Perciò, una delle sfide imprenditoriali più importanti per chi gestisce aziende delle dimensioni di Amazon, cioè con decine di migliaia di dipendenti, è quella di cercare di attivare sentimenti di partecipazione e identità che permettano di oltrepassare quelli utilitaristi ed egoistici. Questo lo si può fare solo con meeting, discorsi, momenti di confronto e formazione, ferree regole di comportamento. Tramite, cioè, la creazione di una cultura comune. Ogni ambiente di lavoro internazionale che si misura su un piano di elevata competizione prevede questa dinamiche di creazione di comunità.
Certamente: la creazione di uno spirito aziendale votato all’impegno, alla completa dedizione, all’aumento costante delle performance e all’esclusione di chi non è considerato all’altezza, può creare delle situazioni di mancata empatia (come le chiama Bezos nella sua risposta al NYT) e portare a comportamenti di fredda ingenerosità come quelli riportati dall’inchiesta della testata newyorkese. Si tratta tuttavia di imperfezioni, di corto circuiti e non è certo interesse di Amazon che questi episodi si moltiplichino. Come scrive Bezos “I don’t think any company adopting the approach portrayed (dal NYT) could survive, much less thrive, in today’s highly competitive tech hiring market”.
Inoltre l’inchiesta sembra dimenticare che i cosiddetti white-collar (dirigenti e personale amministrativo) di Amazon sono personale altamente qualificato, ben pagato e con grande potere contrattuale (altro che servi). Non a caso, la maggior parte degli intervistati dal NYT ha lasciato Amazon per approdare ad altre grandi società. I dipendenti attuali, invece, sono molto motivati e sposano la filosofia dell’azienda. Il punto debole dell’inchiesta, a mio parere, sta nel non puntare l’attenzione sui blue-collar, i lavoratori non qualificati senza potere contrattuale.

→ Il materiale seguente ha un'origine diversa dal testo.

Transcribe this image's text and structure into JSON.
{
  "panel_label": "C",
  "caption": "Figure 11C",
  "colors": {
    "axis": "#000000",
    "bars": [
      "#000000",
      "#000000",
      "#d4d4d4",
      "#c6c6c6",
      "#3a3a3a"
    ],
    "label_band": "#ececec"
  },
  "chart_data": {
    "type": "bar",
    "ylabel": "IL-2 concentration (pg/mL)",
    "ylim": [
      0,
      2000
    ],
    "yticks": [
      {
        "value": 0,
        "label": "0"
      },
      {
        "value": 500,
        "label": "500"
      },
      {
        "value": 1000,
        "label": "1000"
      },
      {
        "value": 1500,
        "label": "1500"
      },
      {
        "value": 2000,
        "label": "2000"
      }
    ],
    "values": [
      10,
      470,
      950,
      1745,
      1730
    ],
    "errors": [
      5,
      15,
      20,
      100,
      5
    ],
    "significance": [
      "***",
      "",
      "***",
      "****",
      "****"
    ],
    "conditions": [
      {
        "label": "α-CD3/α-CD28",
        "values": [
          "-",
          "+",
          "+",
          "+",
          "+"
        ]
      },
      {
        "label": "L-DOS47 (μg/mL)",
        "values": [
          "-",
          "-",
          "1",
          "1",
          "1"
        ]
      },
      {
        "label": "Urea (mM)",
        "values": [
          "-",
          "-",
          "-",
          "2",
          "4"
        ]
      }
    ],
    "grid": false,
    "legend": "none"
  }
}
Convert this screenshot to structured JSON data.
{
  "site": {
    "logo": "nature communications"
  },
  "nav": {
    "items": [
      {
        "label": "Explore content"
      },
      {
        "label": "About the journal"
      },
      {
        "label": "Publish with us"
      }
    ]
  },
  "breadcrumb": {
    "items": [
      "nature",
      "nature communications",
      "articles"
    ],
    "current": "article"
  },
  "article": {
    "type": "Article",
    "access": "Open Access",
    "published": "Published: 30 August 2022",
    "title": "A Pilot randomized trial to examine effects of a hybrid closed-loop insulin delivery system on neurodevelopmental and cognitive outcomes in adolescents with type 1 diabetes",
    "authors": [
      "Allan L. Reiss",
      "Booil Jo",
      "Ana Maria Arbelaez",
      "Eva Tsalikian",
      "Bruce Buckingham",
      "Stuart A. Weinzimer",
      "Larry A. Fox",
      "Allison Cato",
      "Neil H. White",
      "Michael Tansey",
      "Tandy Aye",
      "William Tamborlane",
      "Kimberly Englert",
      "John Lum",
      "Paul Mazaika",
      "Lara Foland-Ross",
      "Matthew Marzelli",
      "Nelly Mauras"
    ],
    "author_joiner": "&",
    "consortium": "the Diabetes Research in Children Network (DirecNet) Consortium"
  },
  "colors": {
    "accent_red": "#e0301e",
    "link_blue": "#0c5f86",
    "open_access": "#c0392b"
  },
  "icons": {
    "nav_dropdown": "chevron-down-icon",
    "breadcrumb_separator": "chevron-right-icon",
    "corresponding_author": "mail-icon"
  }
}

Questo era stato l’interesse di altre due inchieste. Una del Morning Call pubblicata nel 2011 che riporta le condizioni di lavoro nei magazzini negli USA; ed un’altra, quella di Mac McClelland, un giornalista che ha lavorato in un magazzino di Amazon. Il ritratto che esce da queste due inchieste è deprimente: il ritmo di lavoro, le condizioni, le retribuzioni e gli orari sono quasi disumani. Quella dei “colletti blu” è la vera zavorra delle grandi compagnie USA, non solo di Amazon: sono trattatti in modi quasi disumani, non hanno opzioni lavorative, hanno zero potere economico.
Comunque sia, la storia di Amazon aiuta a capire che una compagnia impegnata a competere a livello mondiale e intenzionata a dare il miglior servizio possibile al cliente si trova nella situazione di non poter promuovere per i suoi dipendenti un virtuoso equilibrio tra lavoro e vita. Chi decide di lavorare in società del genere è consapevole di questo. Come scrive Courtney Hartman, una dipendente Amazon, “sono sorpresa di vedere che qualcuno non aveva idea di cosa stava accettando firmando (un contratto con Amazon). Per me è stato sempre chiaro”.

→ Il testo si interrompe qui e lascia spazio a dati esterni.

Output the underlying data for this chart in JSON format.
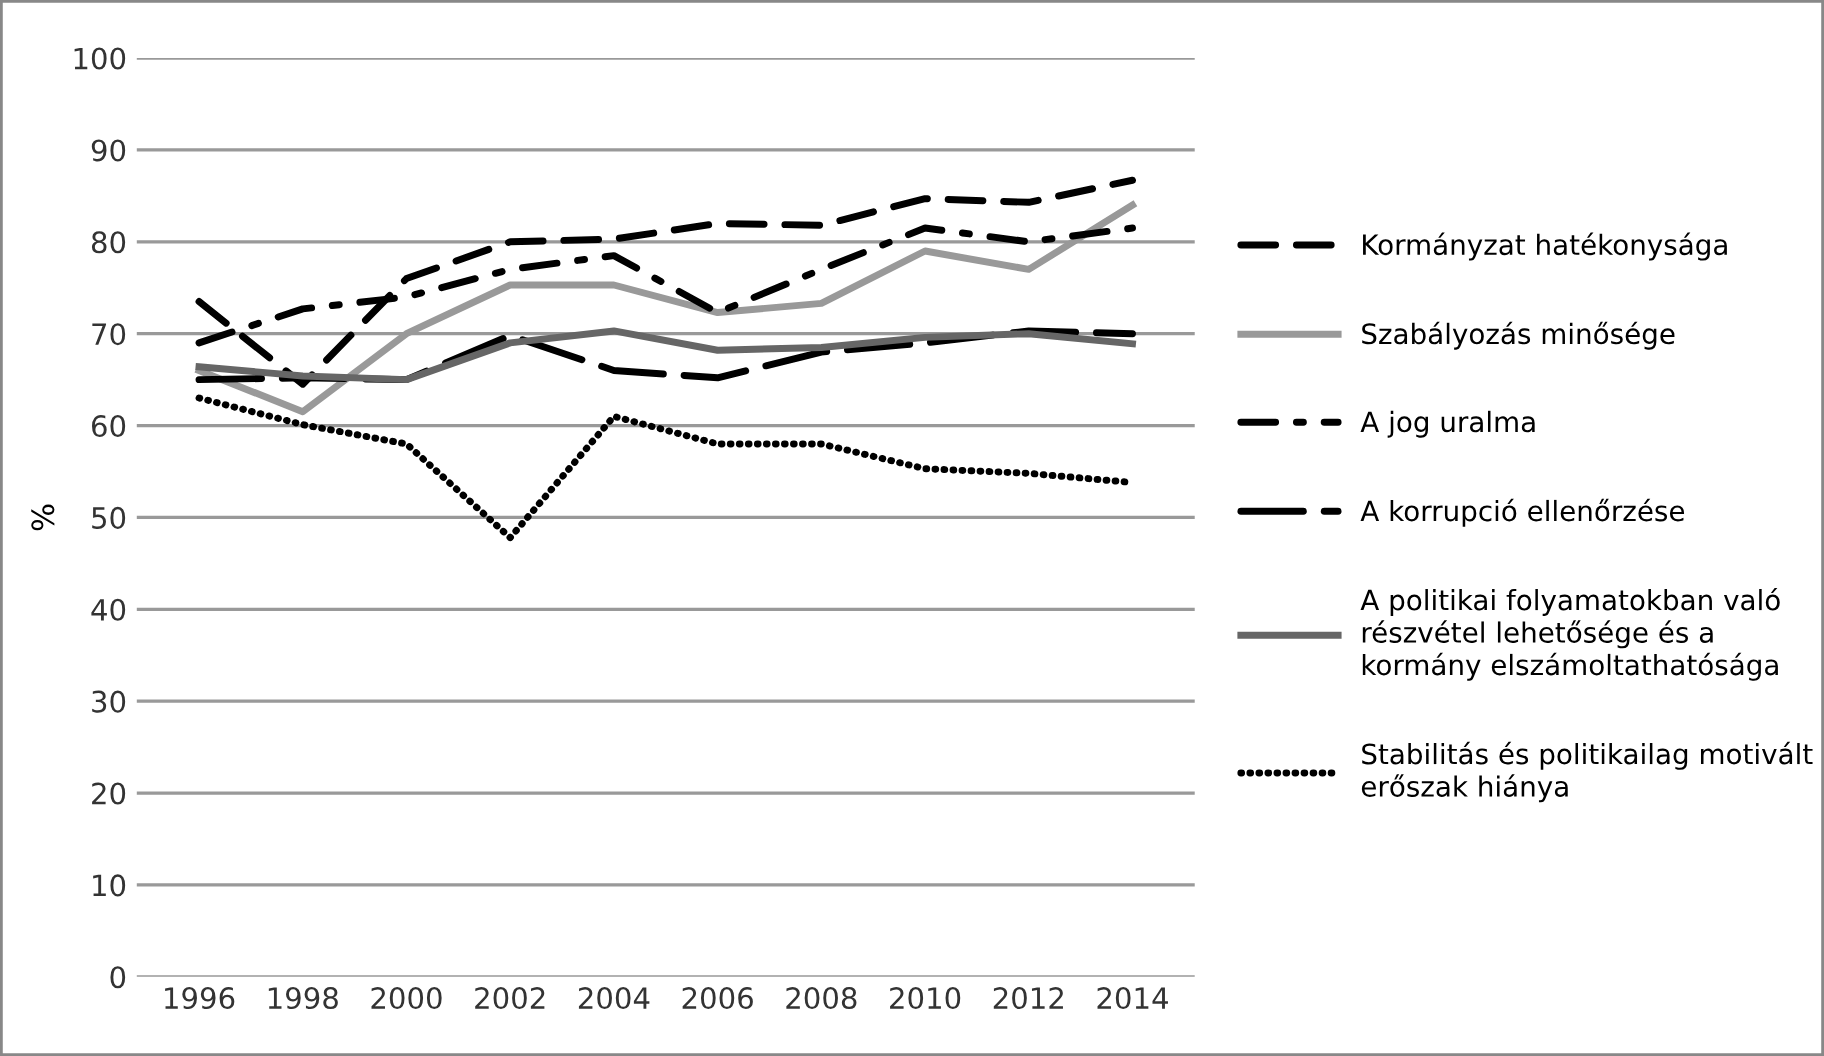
{
  "chart_data": {
    "type": "line",
    "ylabel": "%",
    "categories": [
      "1996",
      "1998",
      "2000",
      "2002",
      "2004",
      "2006",
      "2008",
      "2010",
      "2012",
      "2014"
    ],
    "ylim": [
      0,
      100
    ],
    "yticks": [
      0,
      10,
      20,
      30,
      40,
      50,
      60,
      70,
      80,
      90,
      100
    ],
    "grid": "y",
    "legend": "right",
    "marker": "none",
    "series": [
      {
        "name": "Kormányzat hatékonysága",
        "color": "#000000",
        "line_style": "dashed",
        "values": [
          73.5,
          64.5,
          76,
          80,
          80.3,
          82,
          81.8,
          84.7,
          84.3,
          86.7
        ]
      },
      {
        "name": "Szabályozás minősége",
        "color": "#999999",
        "line_style": "solid",
        "values": [
          66,
          61.5,
          70,
          75.3,
          75.3,
          72.3,
          73.3,
          79,
          77,
          84
        ]
      },
      {
        "name": "A jog uralma",
        "color": "#000000",
        "line_style": "dashdot",
        "values": [
          69,
          72.7,
          74,
          77,
          78.5,
          72.3,
          77,
          81.5,
          80,
          81.5
        ]
      },
      {
        "name": "A korrupció ellenőrzése",
        "color": "#000000",
        "line_style": "longdash",
        "values": [
          65,
          65.2,
          65,
          69.8,
          66,
          65.2,
          68,
          69,
          70.3,
          70
        ]
      },
      {
        "name": "A politikai folyamatokban való\nrészvétel lehetősége és a\nkormány elszámoltathatósága",
        "color": "#666666",
        "line_style": "solid",
        "values": [
          66.4,
          65.4,
          65,
          69,
          70.3,
          68.2,
          68.5,
          69.6,
          70,
          68.9
        ]
      },
      {
        "name": "Stabilitás és politikailag motivált\nerőszak hiánya",
        "color": "#000000",
        "line_style": "dotted",
        "values": [
          63,
          60.1,
          58,
          47.8,
          61,
          58,
          58,
          55.3,
          54.8,
          53.8
        ]
      }
    ]
  }
}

Dall’Italia, dal Corriere, tutto questo viene letto come tenatativo di trasformare i dipendenti in servi. In realtà si tratta di coltivare il prorio capitale umano sulla base della competizione e del merito. Robin Andrulevich, un ex dirigente, dice che senza questo lavoro Amazon “non avrebbero mai potuto ottenere ciò che ha raggiunto”. Un altro mondo. I figli di papà non possono capire. Loro lo chiamano sfruttamento.